Canada’s Prime Minister Mark Carney is moving to repair bilateral relations with India during his inaugural visit to the country, seeking to reset ties that deteriorated sharply following the 2023 killing of Sikh activist Hardeep Singh Nijjar in British Columbia. India’s Commerce Minister Piyush Goyal confirmed the diplomatic overture, signaling New Delhi’s willingness to engage with Carney’s administration after months of heightened tensions and mutual accusations between Ottawa and New Delhi.
The assassination of Nijjar on June 18, 2023, in Surrey, British Columbia, triggered a major diplomatic crisis between Canada and India. Nijjar, a prominent Sikh separatist leader and president of the Guru Nanak Sikh Gurdwara, had long advocated for Khalistan—an independent Sikh state. Following his killing, tensions escalated dramatically when Canadian authorities suggested potential Indian government involvement in the murder, allegations New Delhi categorically denied. The relationship further deteriorated in September 2023 when Canadian Prime Minister Justin Trudeau made public allegations linking Indian diplomats to criminal activity on Canadian soil, prompting India to expel Canadian diplomats and impose reciprocal measures. The standoff persisted through Trudeau’s tenure, creating one of the most significant diplomatic ruptures between the two democracies in recent history.

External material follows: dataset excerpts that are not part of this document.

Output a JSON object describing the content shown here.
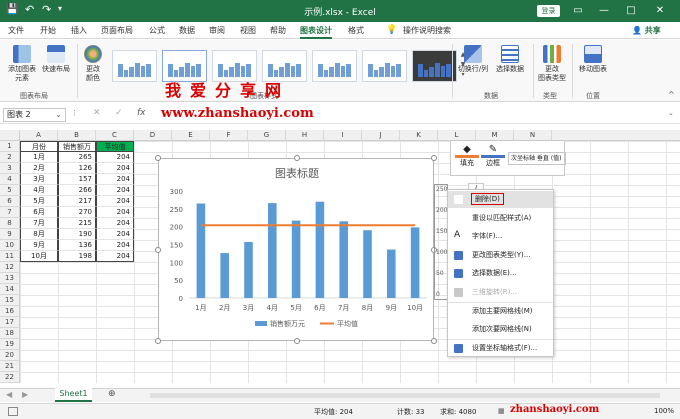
{
  "title": "示例.xlsx - Excel",
  "login": "登录",
  "share": "共享",
  "tabs": [
    "文件",
    "开始",
    "插入",
    "页面布局",
    "公式",
    "数据",
    "审阅",
    "视图",
    "帮助",
    "图表设计",
    "格式",
    "操作说明搜索"
  ],
  "active_tab": "图表设计",
  "ribbon": {
    "add_element": "添加图表\n元素",
    "quick_layout": "快速布局",
    "change_color": "更改\n颜色",
    "switch_row_col": "切换行/列",
    "select_data": "选择数据",
    "change_type": "更改\n图表类型",
    "move_chart": "移动图表",
    "group_layout": "图表布局",
    "group_styles": "图表样式",
    "group_data": "数据",
    "group_type": "类型",
    "group_location": "位置"
  },
  "watermark": {
    "big": "我爱分享网",
    "url": "www.zhanshaoyi.com"
  },
  "name_box": "图表 2",
  "fx": "fx",
  "columns": [
    "A",
    "B",
    "C",
    "D",
    "E",
    "F",
    "G",
    "H",
    "I",
    "J",
    "K",
    "L",
    "M",
    "N"
  ],
  "rows": [
    "1",
    "2",
    "3",
    "4",
    "5",
    "6",
    "7",
    "8",
    "9",
    "10",
    "11",
    "12",
    "13",
    "14",
    "15",
    "16",
    "17",
    "18",
    "19",
    "20",
    "21",
    "22"
  ],
  "table": {
    "headers": [
      "月份",
      "销售额万元",
      "平均值"
    ],
    "data": [
      [
        "1月",
        "265",
        "204"
      ],
      [
        "2月",
        "126",
        "204"
      ],
      [
        "3月",
        "157",
        "204"
      ],
      [
        "4月",
        "266",
        "204"
      ],
      [
        "5月",
        "217",
        "204"
      ],
      [
        "6月",
        "270",
        "204"
      ],
      [
        "7月",
        "215",
        "204"
      ],
      [
        "8月",
        "190",
        "204"
      ],
      [
        "9月",
        "136",
        "204"
      ],
      [
        "10月",
        "198",
        "204"
      ]
    ]
  },
  "chart_data": {
    "type": "bar",
    "title": "图表标题",
    "categories": [
      "1月",
      "2月",
      "3月",
      "4月",
      "5月",
      "6月",
      "7月",
      "8月",
      "9月",
      "10月"
    ],
    "series": [
      {
        "name": "销售额万元",
        "type": "bar",
        "values": [
          265,
          126,
          157,
          266,
          217,
          270,
          215,
          190,
          136,
          198
        ],
        "color": "#5b9bd5"
      },
      {
        "name": "平均值",
        "type": "line",
        "values": [
          204,
          204,
          204,
          204,
          204,
          204,
          204,
          204,
          204,
          204
        ],
        "color": "#ed7d31"
      }
    ],
    "ylim": [
      0,
      300
    ],
    "yticks": [
      "300",
      "250",
      "200",
      "150",
      "100",
      "50",
      "0"
    ],
    "y2ticks": [
      "250",
      "200",
      "150",
      "100",
      "50",
      "0"
    ],
    "legend": "bottom",
    "grid": false
  },
  "mini_toolbar": {
    "fill": "填充",
    "outline": "边框",
    "series_select": "次坐标轴 垂直 (值)"
  },
  "context_menu": [
    {
      "label": "删除(D)",
      "icon": "delete-icon",
      "highlight": true
    },
    {
      "label": "重设以匹配样式(A)",
      "icon": "reset-icon"
    },
    {
      "label": "字体(F)...",
      "icon": "font-icon"
    },
    {
      "label": "更改图表类型(Y)...",
      "icon": "chart-type-icon"
    },
    {
      "label": "选择数据(E)...",
      "icon": "select-data-icon"
    },
    {
      "label": "三维旋转(R)...",
      "icon": "rotate-3d-icon",
      "disabled": true
    },
    {
      "label": "添加主要网格线(M)",
      "icon": ""
    },
    {
      "label": "添加次要网格线(N)",
      "icon": ""
    },
    {
      "label": "设置坐标轴格式(F)...",
      "icon": "format-axis-icon"
    }
  ],
  "sheet_tab": "Sheet1",
  "status": {
    "average": "平均值: 204",
    "count": "计数: 33",
    "sum": "求和: 4080",
    "zoom": "100%"
  },
  "bottom_watermark": "zhanshaoyi.com",
  "colors": {
    "excel_green": "#217346",
    "avg_fill": "#00b050",
    "red": "#d90000"
  }
}
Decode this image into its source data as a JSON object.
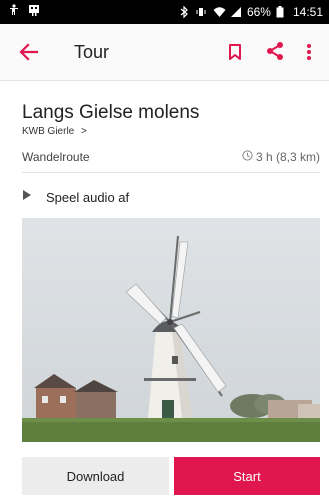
{
  "status_bar": {
    "battery": "66%",
    "time": "14:51"
  },
  "app_bar": {
    "title": "Tour",
    "accent_color": "#e0174e"
  },
  "tour": {
    "title": "Langs Gielse molens",
    "organization": "KWB Gierle",
    "organization_chevron": ">",
    "type": "Wandelroute",
    "duration": "3 h (8,3 km)"
  },
  "audio": {
    "label": "Speel audio af"
  },
  "photo": {
    "subject": "windmill"
  },
  "buttons": {
    "download": "Download",
    "start": "Start"
  }
}
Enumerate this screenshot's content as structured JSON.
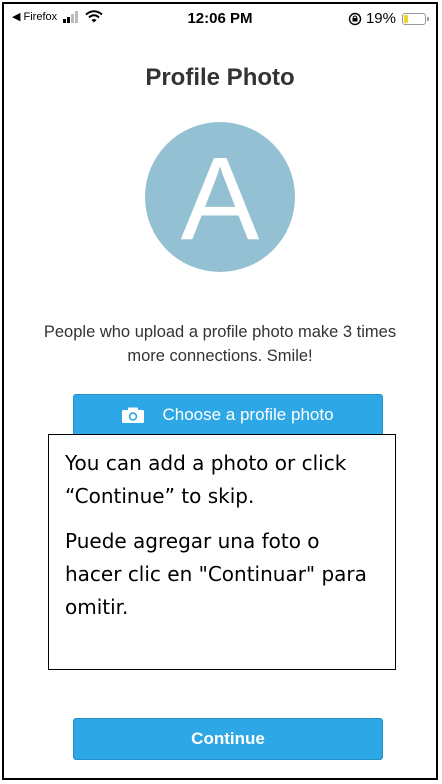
{
  "status_bar": {
    "back_label": "◀ Firefox",
    "time": "12:06 PM",
    "battery_percent": "19%",
    "battery_level": 0.19,
    "icons": [
      "signal-icon",
      "wifi-icon",
      "rotation-lock-icon",
      "battery-icon"
    ]
  },
  "page": {
    "title": "Profile Photo",
    "avatar_letter": "A",
    "promo_text": "People who upload a profile photo make 3 times more connections. Smile!"
  },
  "buttons": {
    "choose_photo": "Choose a profile photo",
    "continue": "Continue"
  },
  "overlay": {
    "english": "You can add a photo or click “Continue” to skip.",
    "spanish": "Puede agregar una foto o hacer clic en \"Continuar\" para omitir."
  },
  "colors": {
    "accent": "#2ea7e6",
    "avatar_bg": "#93c1d3",
    "battery": "#f5d22a"
  }
}
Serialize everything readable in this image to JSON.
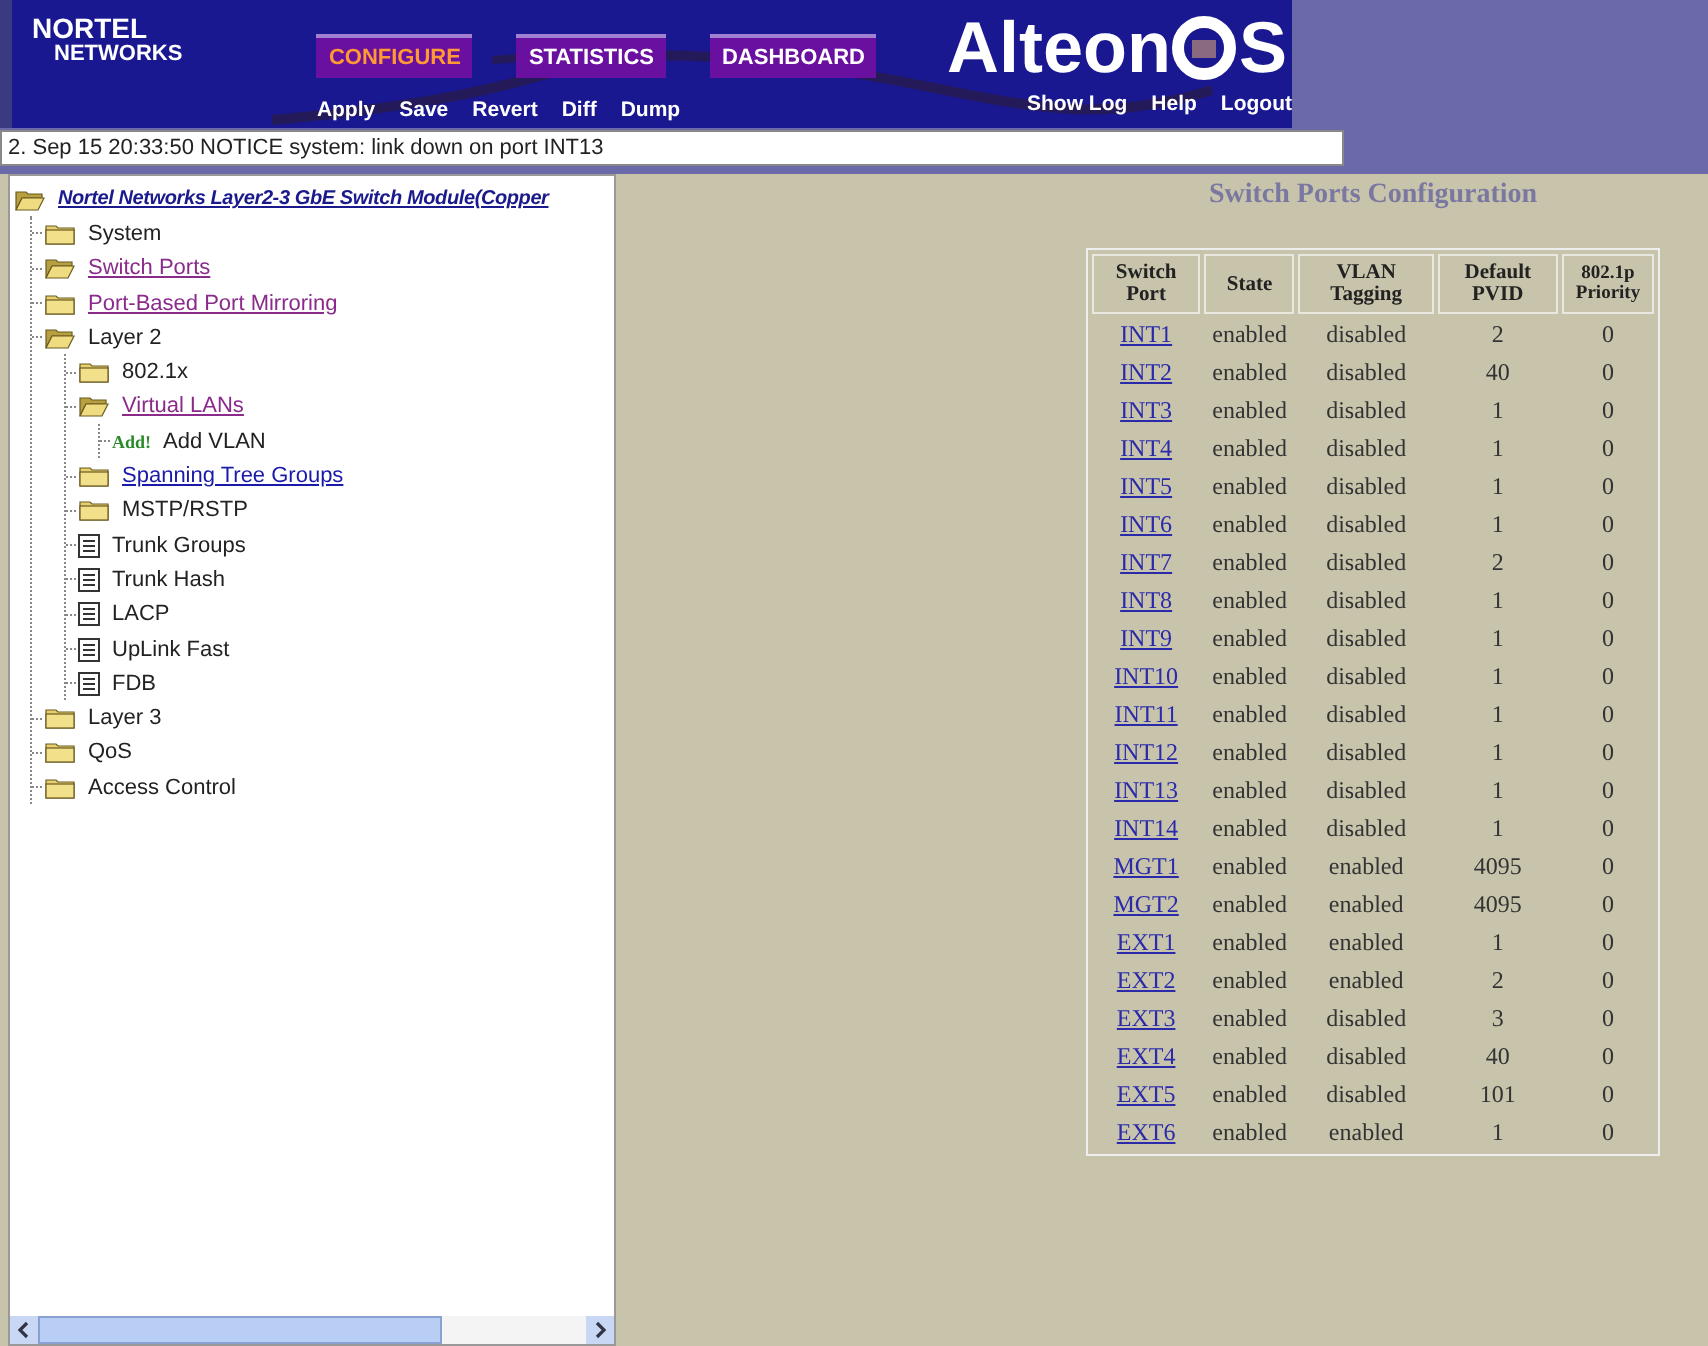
{
  "header": {
    "logo_top": "NORTEL",
    "logo_bottom": "NETWORKS",
    "brand_left": "Alteon",
    "brand_right": "S",
    "tabs": [
      {
        "label": "CONFIGURE",
        "selected": true
      },
      {
        "label": "STATISTICS",
        "selected": false
      },
      {
        "label": "DASHBOARD",
        "selected": false
      }
    ],
    "actions": [
      "Apply",
      "Save",
      "Revert",
      "Diff",
      "Dump"
    ],
    "links": [
      "Show Log",
      "Help",
      "Logout"
    ]
  },
  "notice": "2. Sep 15 20:33:50 NOTICE  system: link down on port INT13",
  "tree": {
    "label": "Nortel Networks Layer2-3 GbE Switch Module(Copper",
    "children": [
      {
        "kind": "folder",
        "label": "System",
        "expanded": false,
        "link": false
      },
      {
        "kind": "folder",
        "label": "Switch Ports",
        "expanded": true,
        "link": true,
        "visited": true
      },
      {
        "kind": "folder",
        "label": "Port-Based Port Mirroring",
        "expanded": false,
        "link": true,
        "visited": true
      },
      {
        "kind": "folder",
        "label": "Layer 2",
        "expanded": true,
        "link": false,
        "children": [
          {
            "kind": "folder",
            "label": "802.1x",
            "expanded": false,
            "link": false
          },
          {
            "kind": "folder",
            "label": "Virtual LANs",
            "expanded": true,
            "link": true,
            "visited": true,
            "children": [
              {
                "kind": "add",
                "badge": "Add!",
                "label": "Add VLAN",
                "link": false
              }
            ]
          },
          {
            "kind": "folder",
            "label": "Spanning Tree Groups",
            "expanded": false,
            "link": true,
            "visited": false
          },
          {
            "kind": "folder",
            "label": "MSTP/RSTP",
            "expanded": false,
            "link": false
          },
          {
            "kind": "page",
            "label": "Trunk Groups",
            "link": false
          },
          {
            "kind": "page",
            "label": "Trunk Hash",
            "link": false
          },
          {
            "kind": "page",
            "label": "LACP",
            "link": false
          },
          {
            "kind": "page",
            "label": "UpLink Fast",
            "link": false
          },
          {
            "kind": "page",
            "label": "FDB",
            "link": false
          }
        ]
      },
      {
        "kind": "folder",
        "label": "Layer 3",
        "expanded": false,
        "link": false
      },
      {
        "kind": "folder",
        "label": "QoS",
        "expanded": false,
        "link": false
      },
      {
        "kind": "folder",
        "label": "Access Control",
        "expanded": false,
        "link": false
      }
    ]
  },
  "title": "Switch Ports Configuration",
  "table": {
    "columns": [
      "Switch Port",
      "State",
      "VLAN Tagging",
      "Default PVID",
      "802.1p Priority"
    ],
    "rows": [
      [
        "INT1",
        "enabled",
        "disabled",
        "2",
        "0"
      ],
      [
        "INT2",
        "enabled",
        "disabled",
        "40",
        "0"
      ],
      [
        "INT3",
        "enabled",
        "disabled",
        "1",
        "0"
      ],
      [
        "INT4",
        "enabled",
        "disabled",
        "1",
        "0"
      ],
      [
        "INT5",
        "enabled",
        "disabled",
        "1",
        "0"
      ],
      [
        "INT6",
        "enabled",
        "disabled",
        "1",
        "0"
      ],
      [
        "INT7",
        "enabled",
        "disabled",
        "2",
        "0"
      ],
      [
        "INT8",
        "enabled",
        "disabled",
        "1",
        "0"
      ],
      [
        "INT9",
        "enabled",
        "disabled",
        "1",
        "0"
      ],
      [
        "INT10",
        "enabled",
        "disabled",
        "1",
        "0"
      ],
      [
        "INT11",
        "enabled",
        "disabled",
        "1",
        "0"
      ],
      [
        "INT12",
        "enabled",
        "disabled",
        "1",
        "0"
      ],
      [
        "INT13",
        "enabled",
        "disabled",
        "1",
        "0"
      ],
      [
        "INT14",
        "enabled",
        "disabled",
        "1",
        "0"
      ],
      [
        "MGT1",
        "enabled",
        "enabled",
        "4095",
        "0"
      ],
      [
        "MGT2",
        "enabled",
        "enabled",
        "4095",
        "0"
      ],
      [
        "EXT1",
        "enabled",
        "enabled",
        "1",
        "0"
      ],
      [
        "EXT2",
        "enabled",
        "enabled",
        "2",
        "0"
      ],
      [
        "EXT3",
        "enabled",
        "disabled",
        "3",
        "0"
      ],
      [
        "EXT4",
        "enabled",
        "disabled",
        "40",
        "0"
      ],
      [
        "EXT5",
        "enabled",
        "disabled",
        "101",
        "0"
      ],
      [
        "EXT6",
        "enabled",
        "enabled",
        "1",
        "0"
      ]
    ]
  }
}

Carney’s appointment as Prime Minister represents a potential inflection point in the relationship. Unlike his predecessor, who maintained a more confrontational stance on the Nijjar investigation and broader allegations of Indian state involvement in criminal activities in Canada, Carney appears inclined toward diplomatic de-escalation. Goyal’s statement that Carney’s visit signals a reset reflects New Delhi’s calculation that engagement with the new administration may prove more productive than the deadlock that characterized recent years. The timing of this visit is significant—it demonstrates both capitals recognize the cost of prolonged estrangement and see mutual benefit in normalizing relations.
The substantive issues underlying the bilateral breakdown remain complex. Canadian law enforcement has not publicly released definitive findings on who ordered Nijjar’s killing, though investigations continue. India has maintained that Nijjar was designated a terrorist by New Delhi’s Ministry of Home Affairs and disputed characterizations of his activities as purely political. Meanwhile, Indian officials have denied all allegations of involvement in criminal activities in Canada, attributing such claims to misinformation and anti-India sentiment. The Canadian government’s position has been that regardless of Nijjar’s political affiliations, the rule of law demands a thorough investigation into his death. Neither side has fundamentally shifted its legal or political position, meaning Carney’s visit operates in a space where both nations are choosing pragmatism over principle.
For India, Carney’s diplomatic engagement offers an opportunity to move past an inconvenient irritant in its relationship with a Western democratic ally. Canada represents a significant trade partner and a destination for Indian professionals and diaspora communities. The prolonged tension had created friction within the Indian diplomatic establishment and among Indian-Canadian communities caught between national identities. New Delhi has signaled through Goyal’s comments that it views Carney as a pragmatist willing to compartmentalize the Nijjar investigation from broader bilateral development. For Canada, the reset allows the new government to rebuild relationships with a significant economic and strategic partner without abandoning its commitment to investigating Nijjar’s death. The reset does not presume either nation will cave on substantive positions; rather, it suggests both are prepared to conduct their relationship across multiple tracks simultaneously.
The broader implications extend beyond bilateral commerce and diplomatic courtesy. The India-Canada relationship carries weight within Commonwealth structures, QUAD-adjacent partnerships, and India’s global standing as a non-aligned nation increasingly courted by Western powers. A sustained rupture would have weakened Canada’s influence in Indo-Pacific affairs and complicated India’s calibration between Western partnerships and non-aligned positioning. Additionally, the Nijjar case remains a touchstone for questions about state-sponsored violence, diaspora politics, and the jurisdiction of democratic nations in investigating serious crimes. How the two countries navigate the Carney-era reset will signal to other democracies facing similar tensions whether diplomatic recovery is possible without sacrificing investigative rigor or judicial independence.
Looking ahead, observers should monitor whether Carney’s visit yields concrete outcomes—trade agreements, resumed cultural exchanges, or institutional mechanisms for managing future disputes—or remains largely ceremonial. The Nijjar investigation’s trajectory will also matter significantly. If Canadian law enforcement produces evidence that substantially alters the public understanding of who ordered the killing, it could either solidify the reset or reopen tensions. The sustainability of this diplomatic thaw depends on both nations demonstrating that they can disagree on serious matters while maintaining functional relations. The next six to twelve months will reveal whether Carney’s pragmatism and Goyal’s openness to reset constitute a genuine recalibration or merely a pause in an unresolved conflict.